Richard Feynman (Courtesy of The Archives, California Institute of Technology)
It then appeared five more times, including two abridged versions, in a journal, three magazines, and a book, in 1960-62. Almost thirty years later it began to re-appear, so that this talk has been published eleven times through 1999. A second talk by Feynman, “Infinitesimal Machinery”, was closely related to “Plenty of Room”. When he delivered “Infinitesimal Machinery” in Pasadena CA in 1983, Feynman called it “Plenty of Room at the Bottom, Revisited”. This update to his 1959 thoughts has been published twice, in 1993 and 2006.

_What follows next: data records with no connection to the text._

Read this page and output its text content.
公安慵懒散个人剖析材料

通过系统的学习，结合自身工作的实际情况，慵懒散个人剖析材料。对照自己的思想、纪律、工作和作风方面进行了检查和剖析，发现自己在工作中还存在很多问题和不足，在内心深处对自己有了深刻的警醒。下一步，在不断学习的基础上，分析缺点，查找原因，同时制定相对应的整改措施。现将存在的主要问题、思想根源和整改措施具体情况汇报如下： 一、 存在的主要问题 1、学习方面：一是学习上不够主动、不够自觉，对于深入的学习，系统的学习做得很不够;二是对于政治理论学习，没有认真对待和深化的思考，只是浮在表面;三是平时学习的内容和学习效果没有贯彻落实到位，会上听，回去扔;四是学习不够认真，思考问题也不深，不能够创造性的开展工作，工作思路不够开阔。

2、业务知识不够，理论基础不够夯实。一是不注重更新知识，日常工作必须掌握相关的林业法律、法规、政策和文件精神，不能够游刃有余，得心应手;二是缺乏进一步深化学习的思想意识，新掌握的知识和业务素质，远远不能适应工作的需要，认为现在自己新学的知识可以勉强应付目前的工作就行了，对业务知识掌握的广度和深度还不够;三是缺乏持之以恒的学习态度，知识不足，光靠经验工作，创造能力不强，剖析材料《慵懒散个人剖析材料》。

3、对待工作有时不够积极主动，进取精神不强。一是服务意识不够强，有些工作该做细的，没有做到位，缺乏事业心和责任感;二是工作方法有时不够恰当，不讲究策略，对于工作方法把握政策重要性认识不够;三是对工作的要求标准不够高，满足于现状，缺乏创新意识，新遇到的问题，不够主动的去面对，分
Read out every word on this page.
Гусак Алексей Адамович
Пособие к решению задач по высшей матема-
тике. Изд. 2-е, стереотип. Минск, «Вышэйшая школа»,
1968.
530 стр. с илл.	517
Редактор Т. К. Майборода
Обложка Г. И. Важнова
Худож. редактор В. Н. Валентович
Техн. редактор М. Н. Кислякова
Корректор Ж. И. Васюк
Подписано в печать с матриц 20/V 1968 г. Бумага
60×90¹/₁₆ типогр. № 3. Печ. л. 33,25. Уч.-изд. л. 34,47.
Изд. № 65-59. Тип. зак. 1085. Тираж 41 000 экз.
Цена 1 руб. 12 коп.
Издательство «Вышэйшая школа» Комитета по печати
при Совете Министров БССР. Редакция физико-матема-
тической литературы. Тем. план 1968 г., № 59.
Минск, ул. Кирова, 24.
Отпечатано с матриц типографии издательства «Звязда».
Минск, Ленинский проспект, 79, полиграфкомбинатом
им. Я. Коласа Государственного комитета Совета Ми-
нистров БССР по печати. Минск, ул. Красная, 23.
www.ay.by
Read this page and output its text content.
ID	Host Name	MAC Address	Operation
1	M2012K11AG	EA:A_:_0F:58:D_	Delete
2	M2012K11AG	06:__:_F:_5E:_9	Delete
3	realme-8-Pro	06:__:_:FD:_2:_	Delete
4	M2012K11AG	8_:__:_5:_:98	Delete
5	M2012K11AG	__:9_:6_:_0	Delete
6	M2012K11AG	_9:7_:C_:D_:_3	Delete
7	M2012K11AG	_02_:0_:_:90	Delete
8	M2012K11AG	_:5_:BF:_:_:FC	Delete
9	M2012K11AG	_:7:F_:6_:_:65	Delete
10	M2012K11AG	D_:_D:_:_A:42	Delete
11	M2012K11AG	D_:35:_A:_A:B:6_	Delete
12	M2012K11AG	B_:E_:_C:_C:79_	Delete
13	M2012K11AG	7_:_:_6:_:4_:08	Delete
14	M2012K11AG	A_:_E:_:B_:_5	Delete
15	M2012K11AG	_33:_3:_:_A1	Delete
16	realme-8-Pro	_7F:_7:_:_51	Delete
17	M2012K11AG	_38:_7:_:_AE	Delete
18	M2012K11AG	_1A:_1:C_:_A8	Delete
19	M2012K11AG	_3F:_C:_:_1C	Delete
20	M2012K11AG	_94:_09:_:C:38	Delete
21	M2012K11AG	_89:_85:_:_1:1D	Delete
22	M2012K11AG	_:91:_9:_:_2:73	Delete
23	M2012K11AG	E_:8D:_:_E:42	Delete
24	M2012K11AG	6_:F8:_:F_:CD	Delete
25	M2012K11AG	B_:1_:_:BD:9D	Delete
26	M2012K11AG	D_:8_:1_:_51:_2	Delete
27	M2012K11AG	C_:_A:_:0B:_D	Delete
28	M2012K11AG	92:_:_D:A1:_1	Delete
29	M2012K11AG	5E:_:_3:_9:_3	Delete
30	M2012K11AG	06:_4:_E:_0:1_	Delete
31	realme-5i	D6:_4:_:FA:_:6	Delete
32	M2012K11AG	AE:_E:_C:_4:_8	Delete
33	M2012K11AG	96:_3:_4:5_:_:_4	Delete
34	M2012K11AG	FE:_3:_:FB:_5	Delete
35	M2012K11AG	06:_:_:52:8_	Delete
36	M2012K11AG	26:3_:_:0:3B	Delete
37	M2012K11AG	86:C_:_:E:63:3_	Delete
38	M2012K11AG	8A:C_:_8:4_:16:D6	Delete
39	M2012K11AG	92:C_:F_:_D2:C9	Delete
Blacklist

Feynman’s 1959 talk has been widely hailed as the origin of nanotechnology. It is a comprehensive vision of controlling matter at the nanoscale, including controlling individual atoms. It also describes a technique for writing text with the beam of an electron microscope, and then making silicon molds of the writing, from which additional copies would be made, with other electron microscopes then reading the copies. Other parts of his vision are more sweeping, less detailed. One can imagine that it would have been a pleasure to be in the audience when Feynman spoke: the scientific details he described are fascinating, and the challenge he delivered to his colleagues, not just to study atoms but in fact to control them, is exciting.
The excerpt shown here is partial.